In late August, the UK government introduced new cybersecurity rules aimed at protecting telecommunication networks against cyber attacks. The rules, which allow the government to boost the security standards of the UK’s mobile and broadband networks, come at a time when attacks on critical infrastructure are becoming more frequent and more dangerous.
Earlier this year, for example, Costa Rica was thrown into crisis after a ransomware attack affected 30 government institutions, including critical ministries and its social security fund. The group behind the attack, known as Conti, threatened to overthrow the government unless the US$10 million ransom was paid. With the help of international partners – including the United States, Israel, Spain, and Microsoft – it was able to get all its systems back online, but it took weeks. Montenegro, meanwhile, also saw critical digital infrastructure crippled following a cyber attack blamed on state-sponsored actors. The attack effectively sent some government departments back to the analogue era and was still being wrestled with more than three weeks after it was first detected.
While the new UK government rules may provide a little extra protection against such attacks, they don’t mean that private businesses should take their foot off the pedal. Far from it. Instead, they should redouble their efforts and ensure that they have sound vulnerability management practices in place. In particular, they need to focus on ensuring that their business-critical applications are as well-protected as possible.
Costly, crippling breaches
Before digging into what those practices should ideally look like, it’s worth emphasising just how big an impact a cyber attack can have on a business.
Today, the average cost of a data breach in the UK is US$4.35 million, up 12% from US$3.86 million in 2020. But fiduciary costs aren’t the only ones that organisations have to deal with when it comes to breaches. They can also cause serious reputational damage, wording customer trust in the organisation.
Perhaps most worrying, however, is what happens when an organisation’s business-critical applications get hit. In those instances, a business might find itself unable to operate at all. That’s especially concerning when you bear in mind that many business-critical applications contain major, undetected vulnerabilities. Most of these applications come from third-party software as a service (SaaS) providers, increasing an organisation’s exposure and expanding its attack surface. The profound impact this has had can be seen in a 2021 report, which found that 70% of organisations’ application portfolios had become more vulnerable in the previous year.
It’s clear then that organisations need to go above and beyond the defence-in-depth security model on which they’ve traditionally relied.
Vulnerability management becomes critical
While it’s still absolutely critical that organisations practice defence-in-depth, it’s also important that they engage in thorough vulnerability management.
Vulnerability management is a continuous cybersecurity process that includes identifying, evaluating, treating, and reporting software and network vulnerabilities. Properly monitoring and responding to pressing, complex issues are essential components of vulnerability management and information security as a whole. The best place to start when it comes to vulnerability management is being able to identify and address known vulnerabilities. Cybercriminals are constantly looking for ways into an organisation and failing to address vulnerabilities is tantamount to leaving a door or window open for them.

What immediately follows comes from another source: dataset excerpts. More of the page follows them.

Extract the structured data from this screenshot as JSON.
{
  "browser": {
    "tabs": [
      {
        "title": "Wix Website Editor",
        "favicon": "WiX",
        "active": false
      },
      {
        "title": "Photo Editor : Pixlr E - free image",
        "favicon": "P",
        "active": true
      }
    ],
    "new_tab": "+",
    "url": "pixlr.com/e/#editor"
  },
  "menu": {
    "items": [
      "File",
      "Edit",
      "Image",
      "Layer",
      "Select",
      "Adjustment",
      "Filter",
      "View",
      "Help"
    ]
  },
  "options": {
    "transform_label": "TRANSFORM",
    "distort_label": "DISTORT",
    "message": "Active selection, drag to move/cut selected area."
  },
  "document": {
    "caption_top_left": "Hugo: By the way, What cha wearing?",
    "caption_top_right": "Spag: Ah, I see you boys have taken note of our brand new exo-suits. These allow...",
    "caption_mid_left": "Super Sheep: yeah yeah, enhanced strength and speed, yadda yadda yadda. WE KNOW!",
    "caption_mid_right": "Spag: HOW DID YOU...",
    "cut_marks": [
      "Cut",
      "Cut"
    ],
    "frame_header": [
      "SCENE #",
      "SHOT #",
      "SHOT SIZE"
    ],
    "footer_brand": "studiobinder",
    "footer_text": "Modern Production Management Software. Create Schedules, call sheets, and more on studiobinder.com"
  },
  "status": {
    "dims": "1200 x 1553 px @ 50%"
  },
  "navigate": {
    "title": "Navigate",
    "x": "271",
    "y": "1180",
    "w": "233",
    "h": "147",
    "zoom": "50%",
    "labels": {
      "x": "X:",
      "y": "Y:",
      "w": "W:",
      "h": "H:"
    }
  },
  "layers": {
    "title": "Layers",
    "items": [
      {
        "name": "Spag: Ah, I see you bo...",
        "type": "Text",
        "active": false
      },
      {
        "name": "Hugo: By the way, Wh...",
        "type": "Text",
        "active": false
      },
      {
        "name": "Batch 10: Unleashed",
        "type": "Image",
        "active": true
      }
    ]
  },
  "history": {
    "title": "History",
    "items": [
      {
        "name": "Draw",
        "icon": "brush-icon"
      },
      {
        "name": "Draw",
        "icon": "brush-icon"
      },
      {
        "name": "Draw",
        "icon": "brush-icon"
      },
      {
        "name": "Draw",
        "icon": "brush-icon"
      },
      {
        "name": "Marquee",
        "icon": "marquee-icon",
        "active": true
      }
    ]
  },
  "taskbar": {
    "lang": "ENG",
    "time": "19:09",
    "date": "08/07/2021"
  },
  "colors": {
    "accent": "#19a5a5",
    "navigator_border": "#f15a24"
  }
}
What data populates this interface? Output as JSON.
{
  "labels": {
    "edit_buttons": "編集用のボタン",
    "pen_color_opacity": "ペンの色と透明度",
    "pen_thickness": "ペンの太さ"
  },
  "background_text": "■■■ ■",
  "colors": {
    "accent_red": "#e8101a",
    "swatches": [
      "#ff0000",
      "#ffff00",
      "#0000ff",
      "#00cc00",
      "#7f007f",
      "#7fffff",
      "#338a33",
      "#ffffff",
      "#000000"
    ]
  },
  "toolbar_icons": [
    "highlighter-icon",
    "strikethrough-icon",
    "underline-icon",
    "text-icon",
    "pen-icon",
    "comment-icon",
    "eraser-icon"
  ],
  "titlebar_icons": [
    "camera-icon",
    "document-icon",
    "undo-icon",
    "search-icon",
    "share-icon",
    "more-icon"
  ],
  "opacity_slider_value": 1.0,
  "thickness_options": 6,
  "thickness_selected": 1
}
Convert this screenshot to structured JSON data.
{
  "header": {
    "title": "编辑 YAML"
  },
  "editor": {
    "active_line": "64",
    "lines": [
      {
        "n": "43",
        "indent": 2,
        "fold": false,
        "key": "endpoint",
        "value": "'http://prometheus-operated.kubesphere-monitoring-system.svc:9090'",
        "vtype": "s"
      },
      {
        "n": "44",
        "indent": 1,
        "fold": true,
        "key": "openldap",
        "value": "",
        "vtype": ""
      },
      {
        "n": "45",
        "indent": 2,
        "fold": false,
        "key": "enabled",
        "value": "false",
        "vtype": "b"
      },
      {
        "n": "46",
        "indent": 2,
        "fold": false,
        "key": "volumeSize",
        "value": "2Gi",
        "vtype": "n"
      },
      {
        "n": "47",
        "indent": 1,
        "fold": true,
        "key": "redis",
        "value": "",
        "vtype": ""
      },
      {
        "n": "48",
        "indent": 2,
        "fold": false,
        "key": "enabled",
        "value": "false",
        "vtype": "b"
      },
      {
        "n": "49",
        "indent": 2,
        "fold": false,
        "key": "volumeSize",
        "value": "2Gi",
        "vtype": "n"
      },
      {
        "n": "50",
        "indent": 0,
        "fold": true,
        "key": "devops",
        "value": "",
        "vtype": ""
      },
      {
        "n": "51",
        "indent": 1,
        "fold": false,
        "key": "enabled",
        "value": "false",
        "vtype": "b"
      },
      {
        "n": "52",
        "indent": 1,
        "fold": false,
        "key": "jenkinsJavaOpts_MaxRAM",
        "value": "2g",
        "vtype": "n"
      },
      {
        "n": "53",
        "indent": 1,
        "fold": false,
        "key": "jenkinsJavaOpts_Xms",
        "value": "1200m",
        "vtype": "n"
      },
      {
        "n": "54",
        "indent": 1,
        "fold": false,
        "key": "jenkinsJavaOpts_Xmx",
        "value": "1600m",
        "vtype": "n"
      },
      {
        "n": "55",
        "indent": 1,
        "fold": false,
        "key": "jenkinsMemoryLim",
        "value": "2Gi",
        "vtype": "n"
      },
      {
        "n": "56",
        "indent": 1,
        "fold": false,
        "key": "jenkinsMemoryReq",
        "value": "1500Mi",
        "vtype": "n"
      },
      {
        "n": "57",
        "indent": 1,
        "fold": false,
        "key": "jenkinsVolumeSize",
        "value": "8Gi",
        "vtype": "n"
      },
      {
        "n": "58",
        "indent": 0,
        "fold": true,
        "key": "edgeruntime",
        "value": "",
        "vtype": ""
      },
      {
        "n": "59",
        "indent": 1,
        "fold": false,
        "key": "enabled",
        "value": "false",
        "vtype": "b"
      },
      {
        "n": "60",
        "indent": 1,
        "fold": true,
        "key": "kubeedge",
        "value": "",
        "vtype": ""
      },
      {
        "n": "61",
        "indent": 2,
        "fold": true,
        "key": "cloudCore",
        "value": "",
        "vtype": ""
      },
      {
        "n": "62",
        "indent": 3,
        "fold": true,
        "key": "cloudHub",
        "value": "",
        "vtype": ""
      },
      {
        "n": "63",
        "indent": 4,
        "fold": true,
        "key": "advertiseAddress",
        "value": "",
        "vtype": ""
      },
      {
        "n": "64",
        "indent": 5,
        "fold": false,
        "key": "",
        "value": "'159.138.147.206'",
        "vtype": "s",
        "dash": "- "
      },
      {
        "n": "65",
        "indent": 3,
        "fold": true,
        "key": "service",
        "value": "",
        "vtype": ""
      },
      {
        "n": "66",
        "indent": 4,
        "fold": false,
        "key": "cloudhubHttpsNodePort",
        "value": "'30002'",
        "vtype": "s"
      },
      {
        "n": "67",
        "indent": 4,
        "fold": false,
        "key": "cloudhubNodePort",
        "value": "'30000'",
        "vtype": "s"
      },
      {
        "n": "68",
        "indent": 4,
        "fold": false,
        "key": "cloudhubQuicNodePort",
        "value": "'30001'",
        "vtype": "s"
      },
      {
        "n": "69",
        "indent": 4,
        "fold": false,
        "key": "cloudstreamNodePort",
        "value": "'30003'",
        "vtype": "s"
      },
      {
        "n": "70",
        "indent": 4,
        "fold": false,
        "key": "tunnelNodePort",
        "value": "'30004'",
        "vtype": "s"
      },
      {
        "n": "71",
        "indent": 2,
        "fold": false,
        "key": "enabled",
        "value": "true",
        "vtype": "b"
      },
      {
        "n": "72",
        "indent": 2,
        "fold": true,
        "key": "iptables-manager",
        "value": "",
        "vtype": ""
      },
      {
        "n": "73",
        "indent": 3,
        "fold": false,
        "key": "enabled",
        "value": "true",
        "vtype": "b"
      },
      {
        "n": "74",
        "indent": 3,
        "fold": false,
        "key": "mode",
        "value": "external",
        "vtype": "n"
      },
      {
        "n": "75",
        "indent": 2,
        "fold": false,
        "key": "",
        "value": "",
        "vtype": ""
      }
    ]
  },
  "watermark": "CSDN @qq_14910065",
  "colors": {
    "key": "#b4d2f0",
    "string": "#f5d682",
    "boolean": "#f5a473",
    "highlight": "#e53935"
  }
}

Once a vulnerability is identified it’s also critical that organisations build and release patches as quickly as possible. In an ideal world, that would be a given but it’s not. Research shows that as many as 87% of enterprises have experienced an attempted exploit of an existing or known vulnerability. Here, technology can help too. A good vulnerability management system can help organisations automatically identify missing patches, hidden assets, misconfigurations, and authorisation issues within their IT ecosystem.
The right response plan
Even with all those defences in place, however, no organisation can guarantee that it won’t fall victim to cybercrime. As such, they should also have a comprehensive incident response plan in place.
This plan should place special emphasis on attacks against business-critical applications. As such, the organisation should also have a full overview of the IT landscape and that it has a complete record of all applications, users, and data that exist within. The organisation should additionally play out “what if” scenarios that prepare IT teams for as many kinds of attacks as possible. In this area, documented playbooks can be very helpful to react appropriately to certain expected scenarios.
No resting on laurels
It should be clear then that organisations cannot trust that improved cybersecurity rules and regulations will keep them safe. Instead, they need to take them as a clear signal that the threat landscape is evolving rapidly and that they need to bolster their own defences and response plans.
Because if cybercriminals are able to cripple entire countries, there’s nothing stopping them from doing the same to organisations of all sizes.